PETALING JAYA (Aug 19, 2007):The Port Klang Authority (PKA) bought land meant for the Port Klang Free Zone (PKFZ) well aware that it was encumbered property. This, say government sources, is highly irregular as anything the government and its agencies buy must have a clean title.
PKA entered into discussions with Kuala Dimensi Sdn Bhd (KDSB) in 2001 to buy 404ha. At RM25 per sq ft, the deal was worth over RM1 billion.
On inking the sale and purchase agreement in late 2002, PKA paid 10% of the purchase price.
The state government had originally alienated the land to the Pulau Lumut Development
Co-operative (KPPL) which in turn sold it to KDSB for RM3 per sq ft.
It was noted that the chairman of KPPL at the time of the sale - Sementa Assemblyman and State Executive Councillor Datuk Abdul Rahman Palil - was also a director of PKA.
When the sale to PKA became public knowledge, several members of the co-operative put private caveats on the land to prevent any sale without their interests being considered.
Besides, at the time of the PKA-Kuala Dimensi deal, there were at least "five or six" further interests registered on the titles by mortgagors.

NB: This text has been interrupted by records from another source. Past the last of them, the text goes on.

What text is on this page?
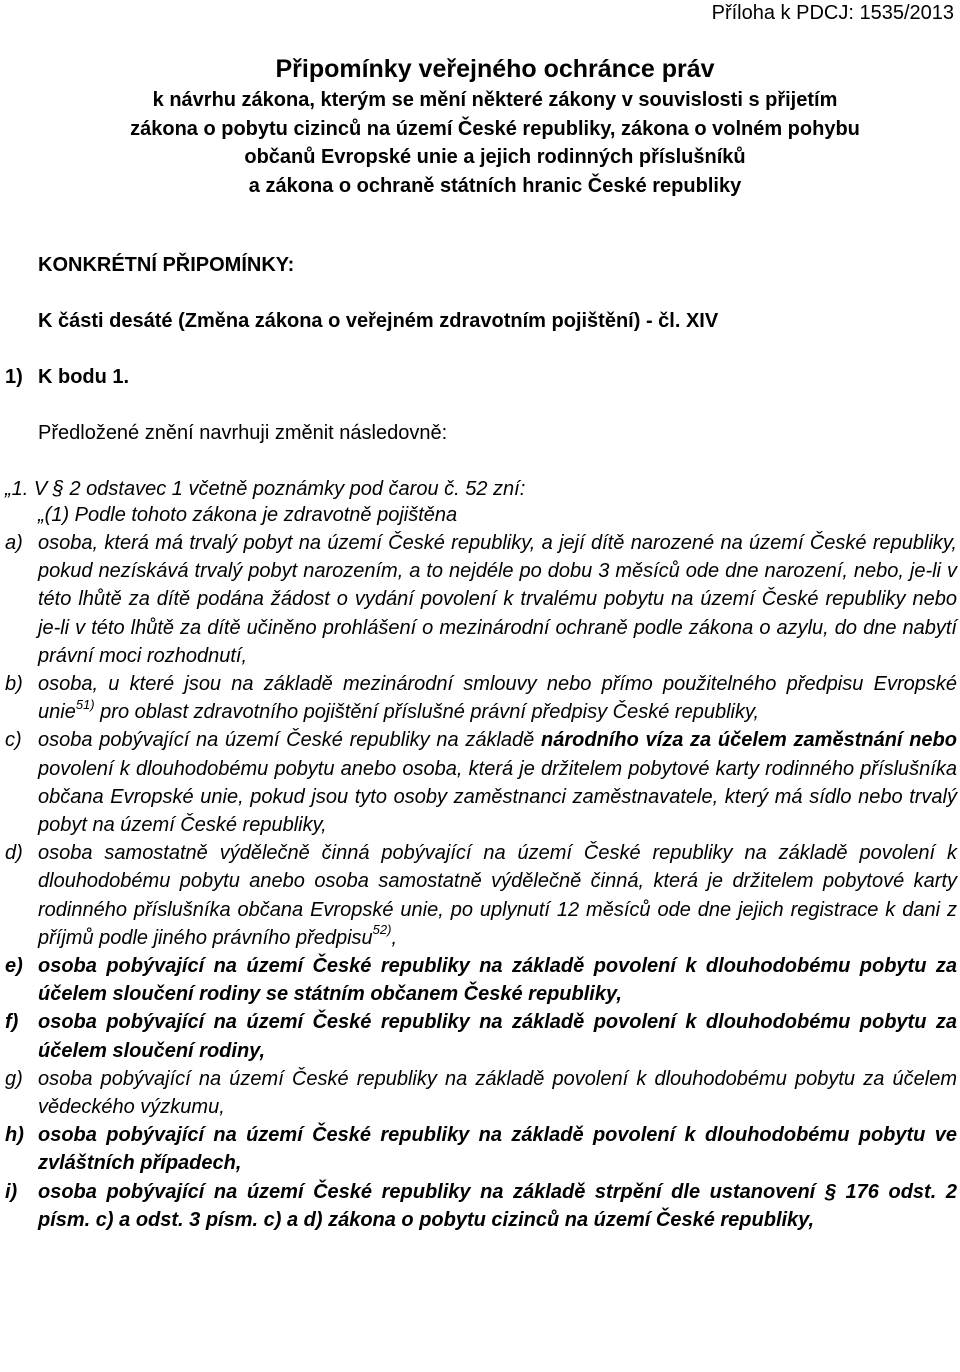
Příloha k PDCJ: 1535/2013
Připomínky veřejného ochránce práv
k návrhu zákona, kterým se mění některé zákony v souvislosti s přijetím
zákona o pobytu cizinců na území České republiky, zákona o volném pohybu
občanů Evropské unie a jejich rodinných příslušníků
a zákona o ochraně státních hranic České republiky
KONKRÉTNÍ PŘIPOMÍNKY:
K části desáté (Změna zákona o veřejném zdravotním pojištění) - čl. XIV
1) K bodu 1.
Předložené znění navrhuji změnit následovně:
„1. V § 2 odstavec 1 včetně poznámky pod čarou č. 52 zní:
„(1) Podle tohoto zákona je zdravotně pojištěna
a) osoba, která má trvalý pobyt na území České republiky, a její dítě narozené na území České republiky, pokud nezískává trvalý pobyt narozením, a to nejdéle po dobu 3 měsíců ode dne narození, nebo, je-li v této lhůtě za dítě podána žádost o vydání povolení k trvalému pobytu na území České republiky nebo je-li v této lhůtě za dítě učiněno prohlášení o mezinárodní ochraně podle zákona o azylu, do dne nabytí právní moci rozhodnutí,
b) osoba, u které jsou na základě mezinárodní smlouvy nebo přímo použitelného předpisu Evropské unie$^{51)}$ pro oblast zdravotního pojištění příslušné právní předpisy České republiky,
c) osoba pobývající na území České republiky na základě národního víza za účelem zaměstnání nebo povolení k dlouhodobému pobytu anebo osoba, která je držitelem pobytové karty rodinného příslušníka občana Evropské unie, pokud jsou tyto osoby zaměstnanci zaměstnavatele, který má sídlo nebo trvalý pobyt na území České republiky,
d) osoba samostatně výdělečně činná pobývající na území České republiky na základě povolení k dlouhodobému pobytu anebo osoba samostatně výdělečně činná, která je držitelem pobytové karty rodinného příslušníka občana Evropské unie, po uplynutí 12 měsíců ode dne jejich registrace k dani z příjmů podle jiného právního předpisu$^{52)}$,
e) osoba pobývající na území České republiky na základě povolení k dlouhodobému pobytu za účelem sloučení rodiny se státním občanem České republiky,
f) osoba pobývající na území České republiky na základě povolení k dlouhodobému pobytu za účelem sloučení rodiny,
g) osoba pobývající na území České republiky na základě povolení k dlouhodobému pobytu za účelem vědeckého výzkumu,
h) osoba pobývající na území České republiky na základě povolení k dlouhodobému pobytu ve zvláštních případech,
i) osoba pobývající na území České republiky na základě strpění dle ustanovení § 176 odst. 2 písm. c) a odst. 3 písm. c) a d) zákona o pobytu cizinců na území České republiky,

Several months after the purchase, the government and PKA were advised that misrepresentation had been made in the deal and that it was not a "willing buyer, willing seller" arrangement, as KDSB could not transfer the land free of encumbrances.
However, KDSB director Faizal Abdullah told theSun that the transfer took place within a year of the signing and PKA owns 100% of the land. "Anyone who says otherwise is lying," he said when contacted.

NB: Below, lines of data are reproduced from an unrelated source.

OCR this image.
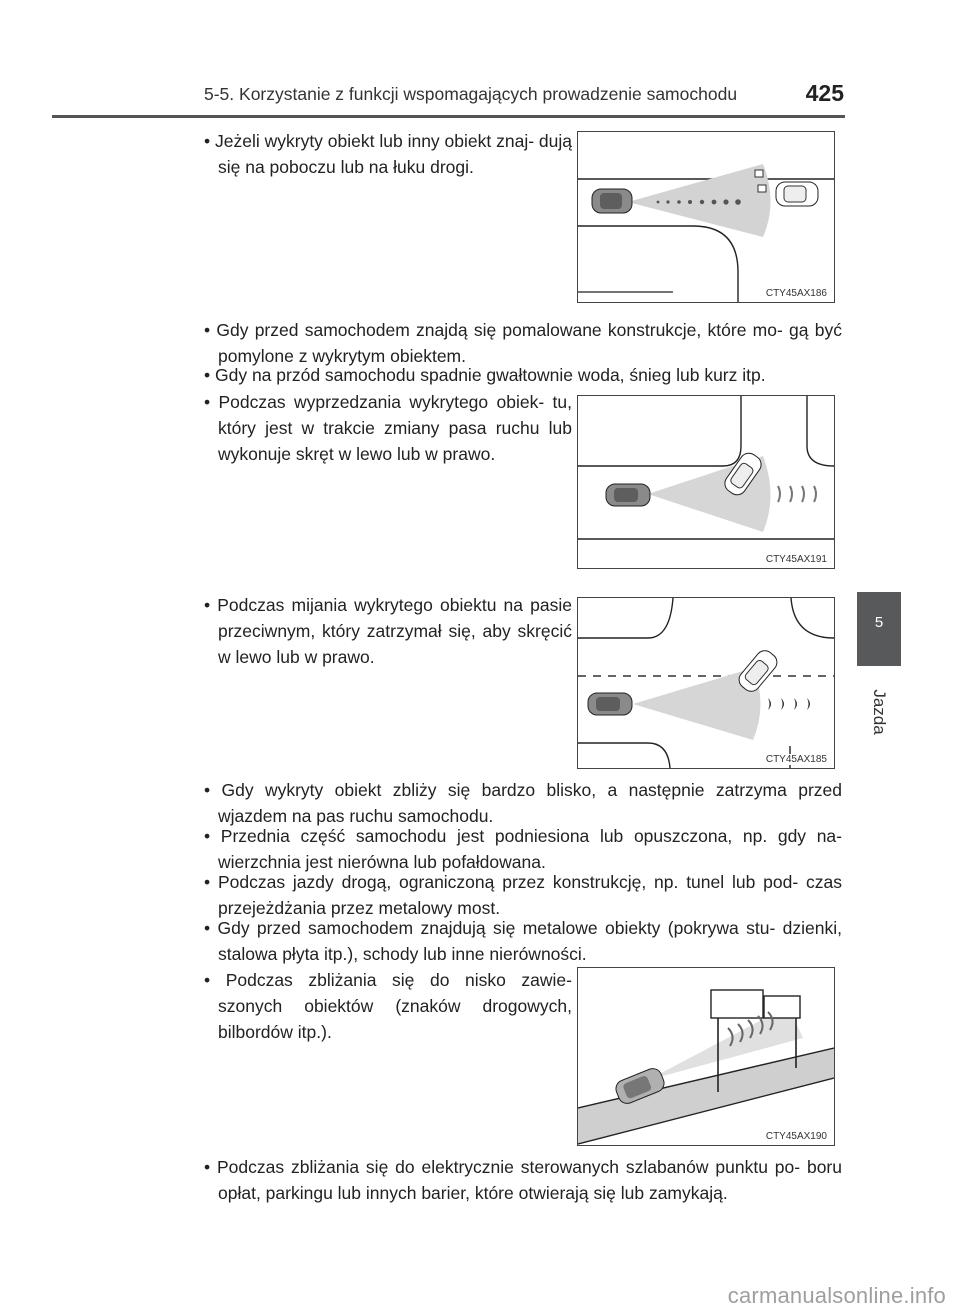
5-5. Korzystanie z funkcji wspomagających prowadzenie samochodu	425
5
Jazda

• Jeżeli wykryty obiekt lub inny obiekt znaj- dują się na poboczu lub na łuku drogi.

• Gdy przed samochodem znajdą się pomalowane konstrukcje, które mo- gą być pomylone z wykrytym obiektem.

• Gdy na przód samochodu spadnie gwałtownie woda, śnieg lub kurz itp.

• Podczas wyprzedzania wykrytego obiek- tu, który jest w trakcie zmiany pasa ruchu lub wykonuje skręt w lewo lub w prawo.

• Podczas mijania wykrytego obiektu na pasie przeciwnym, który zatrzymał się, aby skręcić w lewo lub w prawo.

• Gdy wykryty obiekt zbliży się bardzo blisko, a następnie zatrzyma przed wjazdem na pas ruchu samochodu.

• Przednia część samochodu jest podniesiona lub opuszczona, np. gdy na- wierzchnia jest nierówna lub pofałdowana.

• Podczas jazdy drogą, ograniczoną przez konstrukcję, np. tunel lub pod- czas przejeżdżania przez metalowy most.

• Gdy przed samochodem znajdują się metalowe obiekty (pokrywa stu- dzienki, stalowa płyta itp.), schody lub inne nierówności.

• Podczas zbliżania się do nisko zawie- szonych obiektów (znaków drogowych, bilbordów itp.).

• Podczas zbliżania się do elektrycznie sterowanych szlabanów punktu po- boru opłat, parkingu lub innych barier, które otwierają się lub zamykają.

CTY45AX186
CTY45AX191
CTY45AX185
CTY45AX190
carmanualsonline.info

Meanwhile, KDSB was also appointed - via direct negotiations - as the turnkey contractor to design and build the infrastructure and complete the free zone.
The first signs of impending problems surfaced in 2003 when the Auditor-General in his annual report remarked that the PKA did not have money to fulfil its obligations on the project. PKA, however, repeatedly assured the government that the project would be self-funded without federal assistance and this was reiterated by then transport minister Datuk Seri (now, Tun) Dr Ling Liong Sik.
With its reserves of about RM500 million dwindling, there was an urgent - albeit futile - attempt at a government bail-out.
Bordering on insolvency, and in a desperate attempt to save the sinking ship, PKA sought soft loans of up to RM4.6 billion from the government.
When the project was already in financial trouble in mid-2005, it asked the Treasury for grants and a soft loan at an interest of 4% per annum with a six-year moratorium. However, what was not said was how PKA would find the money to repay the loan after the six-year period.
With almost zero reserves, PKA would have been hard-pressed for income to keep its end of the bargain, should the government approve the loan.
Industry sources said an idea was mooted to set up a Malaysian Ports Commission to collect levies from all ports to repay the government. This was despite assurances from ministry and PKA that the project will be self-financed.